Once she showed up in Madrid, she was proven right again. She has given herself a realistic chance at achieving yet another last laugh when almost everyone in the sport had written her off.

Serena Williams
Photo: twitter.com/rolandgarros

One name Sharapova does not want to see anywhere near hers in the draw is Serena Williams. The 23 time Grand Slam winner has not played since March after giving birth to a daughter in September but is already in Paris practicing. Sharapova has not beaten Williams since 2004. Williams will be unseeded, meaning she could land anywhere in the draw. An early meeting with Serena would be the only sure fire bet to derail Sharapova’s chances at a deep Roland Garros run.

The reason for Novak Djokovic’s recent absence from the game was far more traditional. The 12-time major winner missed the back half of the 2017 season with an elbow injury.

He had been a shell of himself for much of this year, but the European clay was fairly good to him. He defeated former U.S. Open finalist Kei Nishikori in both Madrid and Rome. His best result of the season by a significant margin was reaching the semifinals in the Italian capital. There, he lost a competitive straight sets match to longtime rival and eventual tournament champion Rafael Nadal.

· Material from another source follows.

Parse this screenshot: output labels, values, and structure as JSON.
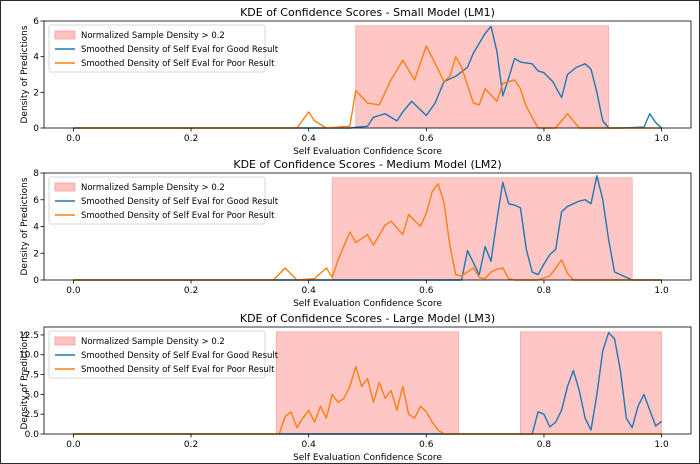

This is the first time all year there has been reason to be optimistic about the Serb. He is moving well, does not appear to be in pain, and has stopped tinkering with his game and coaching team for the moment. While being a real threat to Nadal’s Roland Garros dominance is probably a stretch this year, a run to the quarterfinals is realistic. That is never where a player with Djokovic’s resume wants to exit, but it would be a great result under the current circumstances.

Nadal Djokovic
Photo: latestly.com

 

There is opportunity for the men, but not at the top:

As mentioned above Rafael Nadal won the Italian Open on Sunday. It was his eighth career title at the event. The Spanish lefty lost a grand total of one match on clay leading into the French Open. There, he has a career record of 79-2 with 10 titles. So, barring a random case of food poisoning or some other freak injury, Nadal is going to win the French Open again this year.

Still, with Djokovic not quite at his best and Roger Federer and Andy Murray out, the race to oppose Nadal in a semifinal or final is wide open. Alexander Zverev will be seeded second in Paris. Thus, he is guaranteed not to have to deal with Nadal until the final. The 21-year-old German picked up two clay court titles of his own in recent weeks, but has never been passed the fourth round of a major.

Former U.S. Open winner Marin Čilić has never been all that successful in Paris or on clay in general. However, the Croat did reach the Rome semis and has made the final at two of the last three majors.

Winning the French Open this year appears to be wishful thinking for anyone not named Nadal. However, getting to the final weekend would be an incredible result for Zverev, Čilić and so many others in the field. We will begin to see who can take advantage of the opportunity this Sunday.